Description There was once a period that changed our way of life. During that time, scientific and technical progress brought about the industrial revolution. A careful visit to the Technology Museum of l'Empordà is a reencounter with this period. Morez Morez U-43 The automobile, the four-stroke engine, the petrol engine, the gramophone, the telephone and the camera are inventions that cover the 19th century as a whole. Although typewriters and sewing machines first appeared in the 18th century, their main evolution took place in the 19th. The museum's ground floor takes us back to the earlier period of these inventions and to the initial stages of their development. The petrol engine, which was invented by Daimler/Maybach, or the four-stroke engine, invented by Otto in 1876, are undoubtedly 19th-century inventions. The Technology Museum of l'Empordà also exhibits a gem from the automobile world: a Hispano Suiza from the beginning of the 20th century. Hispano-Suiza A few steps away from the Hispano, on the ground floor, a few Morez Comptoise clocks are exhibited as an introduction to what is to come; their simple, slow mechanisms measure our complex, hurried time. Telephone exchanges, a slide camera, the precursor to the cinema camera, together with a photographic camera. Small utensils to make everyday life easier. A razor strop, gramophones, radio receivers… and an endless array of objects that relate the transition from the dominion of mechanics to the initial stammerings of information and knowledge technology. On a false landing, on the way to the first floor, a transparent glass reveals a collection of wonderful heaters. Works of art for firelight storytelling.

Between each floor and on the stair landings, posters advertising travel to places that were considered distant and exotic at the time. Logos belonging to machinery brand names or a framed version of draconian working regulations.

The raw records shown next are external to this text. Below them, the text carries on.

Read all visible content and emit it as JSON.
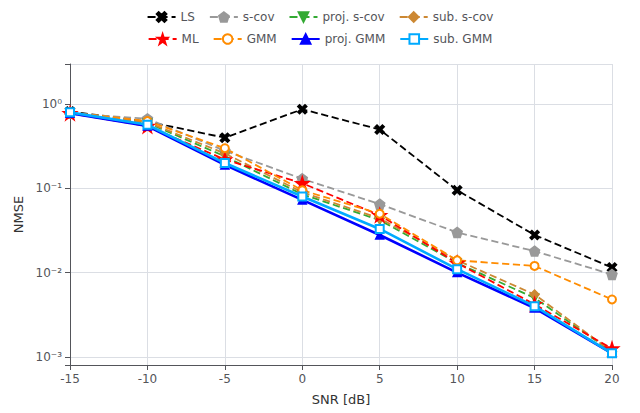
{
  "chart_data": {
    "type": "line",
    "x": [
      -15,
      -10,
      -5,
      0,
      5,
      10,
      15,
      20
    ],
    "series": [
      {
        "name": "LS",
        "color": "#000000",
        "marker": "x",
        "line_style": "dashed",
        "values": [
          0.82,
          0.62,
          0.4,
          0.87,
          0.5,
          0.095,
          0.028,
          0.0115
        ]
      },
      {
        "name": "s-cov",
        "color": "#999999",
        "marker": "pentagon",
        "line_style": "dashed",
        "values": [
          0.78,
          0.67,
          0.28,
          0.13,
          0.065,
          0.03,
          0.018,
          0.0095
        ]
      },
      {
        "name": "proj. s-cov",
        "color": "#33aa33",
        "marker": "triangle_down",
        "line_style": "dashed",
        "values": [
          0.78,
          0.6,
          0.24,
          0.085,
          0.042,
          0.013,
          0.005,
          0.00115
        ]
      },
      {
        "name": "sub. s-cov",
        "color": "#cc8833",
        "marker": "diamond",
        "line_style": "dashed",
        "values": [
          0.78,
          0.61,
          0.26,
          0.09,
          0.044,
          0.014,
          0.0055,
          0.00115
        ]
      },
      {
        "name": "ML",
        "color": "#ff0000",
        "marker": "star",
        "line_style": "dashed",
        "values": [
          0.78,
          0.55,
          0.22,
          0.115,
          0.048,
          0.013,
          0.0042,
          0.00125
        ]
      },
      {
        "name": "GMM",
        "color": "#ff8c00",
        "marker": "circle_open",
        "line_style": "dashed",
        "values": [
          0.8,
          0.63,
          0.3,
          0.095,
          0.05,
          0.014,
          0.012,
          0.0048
        ]
      },
      {
        "name": "proj. GMM",
        "color": "#0000ff",
        "marker": "triangle",
        "line_style": "solid",
        "values": [
          0.78,
          0.55,
          0.19,
          0.073,
          0.028,
          0.01,
          0.0038,
          0.0011
        ]
      },
      {
        "name": "sub. GMM",
        "color": "#00aaff",
        "marker": "square_open",
        "line_style": "solid",
        "values": [
          0.8,
          0.57,
          0.2,
          0.08,
          0.033,
          0.011,
          0.004,
          0.0011
        ]
      }
    ],
    "xlabel": "SNR [dB]",
    "ylabel": "NMSE",
    "xlim": [
      -15,
      20
    ],
    "ylim": [
      0.0008,
      3
    ],
    "xticks": [
      -15,
      -10,
      -5,
      0,
      5,
      10,
      15,
      20
    ],
    "yticks": [
      {
        "value": 0.001,
        "label": "10⁻³"
      },
      {
        "value": 0.01,
        "label": "10⁻²"
      },
      {
        "value": 0.1,
        "label": "10⁻¹"
      },
      {
        "value": 1,
        "label": "10⁰"
      }
    ],
    "log": "y",
    "grid": true,
    "legend": "top"
  }
}
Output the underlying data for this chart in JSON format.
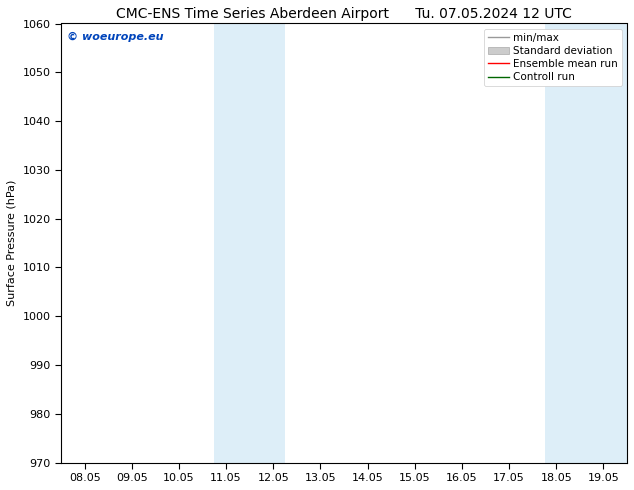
{
  "title_left": "CMC-ENS Time Series Aberdeen Airport",
  "title_right": "Tu. 07.05.2024 12 UTC",
  "ylabel": "Surface Pressure (hPa)",
  "ylim": [
    970,
    1060
  ],
  "yticks": [
    970,
    980,
    990,
    1000,
    1010,
    1020,
    1030,
    1040,
    1050,
    1060
  ],
  "xtick_labels": [
    "08.05",
    "09.05",
    "10.05",
    "11.05",
    "12.05",
    "13.05",
    "14.05",
    "15.05",
    "16.05",
    "17.05",
    "18.05",
    "19.05"
  ],
  "xtick_positions": [
    0,
    1,
    2,
    3,
    4,
    5,
    6,
    7,
    8,
    9,
    10,
    11
  ],
  "xlim": [
    -0.5,
    11.5
  ],
  "shaded_bands": [
    {
      "x_start": 2.75,
      "x_end": 4.25,
      "color": "#ddeef8"
    },
    {
      "x_start": 9.75,
      "x_end": 11.5,
      "color": "#ddeef8"
    }
  ],
  "watermark": "© woeurope.eu",
  "watermark_color": "#0044bb",
  "legend_entries": [
    {
      "label": "min/max",
      "color": "#999999",
      "type": "line"
    },
    {
      "label": "Standard deviation",
      "color": "#cccccc",
      "type": "patch"
    },
    {
      "label": "Ensemble mean run",
      "color": "#ff0000",
      "type": "line"
    },
    {
      "label": "Controll run",
      "color": "#006600",
      "type": "line"
    }
  ],
  "background_color": "#ffffff",
  "spine_color": "#000000",
  "title_fontsize": 10,
  "tick_fontsize": 8,
  "ylabel_fontsize": 8,
  "legend_fontsize": 7.5,
  "watermark_fontsize": 8
}
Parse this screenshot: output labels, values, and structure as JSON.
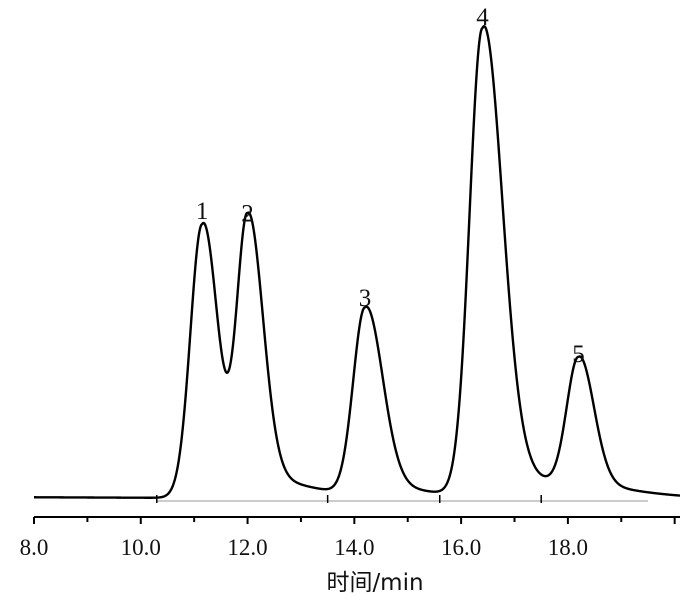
{
  "chart_data": {
    "type": "line",
    "title": "",
    "xlabel": "时间/min",
    "ylabel": "",
    "xlim": [
      8.0,
      20.1
    ],
    "ylim": [
      0,
      100
    ],
    "grid": false,
    "x_ticks": [
      8.0,
      10.0,
      12.0,
      14.0,
      16.0,
      18.0
    ],
    "x_tick_labels": [
      "8.0",
      "10.0",
      "12.0",
      "14.0",
      "16.0",
      "18.0"
    ],
    "peaks": [
      {
        "label": "1",
        "x": 11.15,
        "y": 58.5
      },
      {
        "label": "2",
        "x": 12.0,
        "y": 58.0
      },
      {
        "label": "3",
        "x": 14.2,
        "y": 40.0
      },
      {
        "label": "4",
        "x": 16.4,
        "y": 100.0
      },
      {
        "label": "5",
        "x": 18.2,
        "y": 28.0
      }
    ],
    "baseline": 0
  }
}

On the first floor, eyes are lost to the entire room: in the middle, sewing machines on their stands A wall decorated with Morez Comptoise clocks and walls covered with photographs that complete the testimony to the work that was carried out in those modern times. Two adjoining rooms exhibit the sewing machines that have hardly been used, machines which expressed the purchasing power of their owners.

The sewing machine could well be the icon of the metamorphosis of our towns and cities. The humble sewing machines enabled the growth of the textile industry and were the gateway for women into the working world. At home, they were a source of extra income and were used to make the family's clothes.

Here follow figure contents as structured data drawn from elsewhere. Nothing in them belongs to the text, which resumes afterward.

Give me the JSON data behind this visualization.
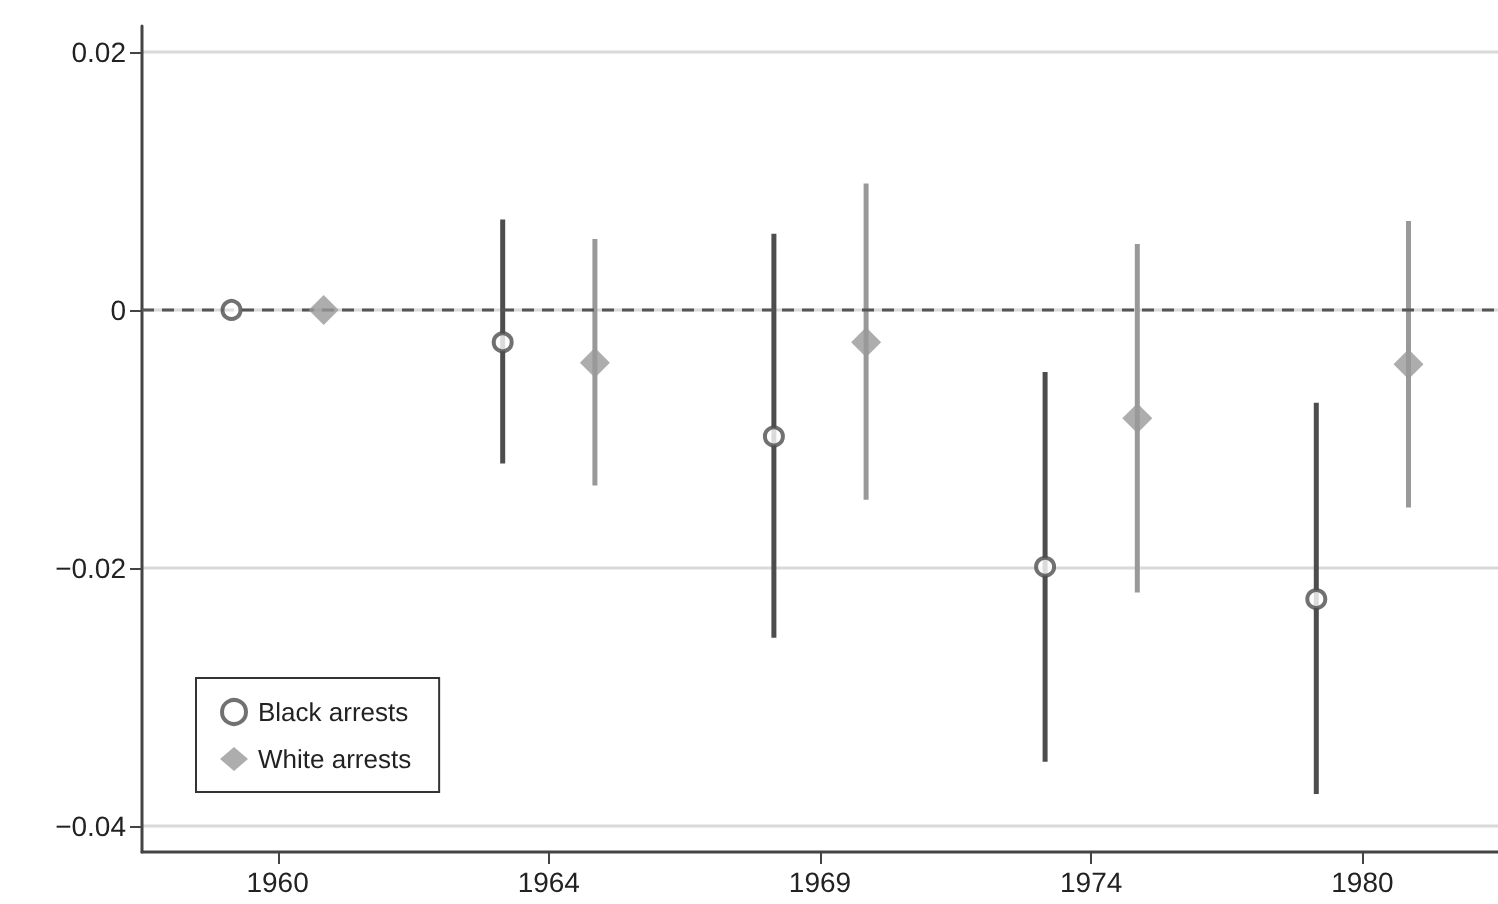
{
  "chart_data": {
    "type": "scatter",
    "categories": [
      "1960",
      "1964",
      "1969",
      "1974",
      "1980"
    ],
    "series": [
      {
        "name": "Black arrests",
        "color": "#4d4d4d",
        "marker": "circle",
        "values": [
          0,
          -0.0025,
          -0.0098,
          -0.0199,
          -0.0224
        ],
        "errors": [
          null,
          [
            -0.0119,
            0.007
          ],
          [
            -0.0254,
            0.0059
          ],
          [
            -0.035,
            -0.0048
          ],
          [
            -0.0375,
            -0.0072
          ]
        ]
      },
      {
        "name": "White arrests",
        "color": "#999999",
        "marker": "diamond",
        "values": [
          0,
          -0.0041,
          -0.0025,
          -0.0084,
          -0.0042
        ],
        "errors": [
          null,
          [
            -0.0136,
            0.0055
          ],
          [
            -0.0147,
            0.0098
          ],
          [
            -0.0219,
            0.0051
          ],
          [
            -0.0153,
            0.0069
          ]
        ]
      }
    ],
    "ylim": [
      -0.042,
      0.022
    ],
    "yticks": [
      {
        "value": 0.02,
        "label": "0.02"
      },
      {
        "value": 0,
        "label": "0"
      },
      {
        "value": -0.02,
        "label": "−0.02"
      },
      {
        "value": -0.04,
        "label": "−0.04"
      }
    ],
    "grid": "y",
    "legend": "bottom left",
    "ref_lines": [
      {
        "axis": "y",
        "value": 0,
        "color": "#555555",
        "line_style": "dashed"
      }
    ]
  }
}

These machines were the embodiment of how art and science, technology and engineering came together to put human creativity to a practical need.

The second floor in the museum is dedicated to the typewriter and to its evolution. To the pieces of furniture on which the typewriters stood, to the desks where would-be typists practised to reach an incredible number of words per minute.

Large, standardised typewriters. Small, portable typewriters that were taken to the trenches by journalists and writers alike. Decoding machines. Machines that made it possible for the blind to write down their thoughts and learn to read.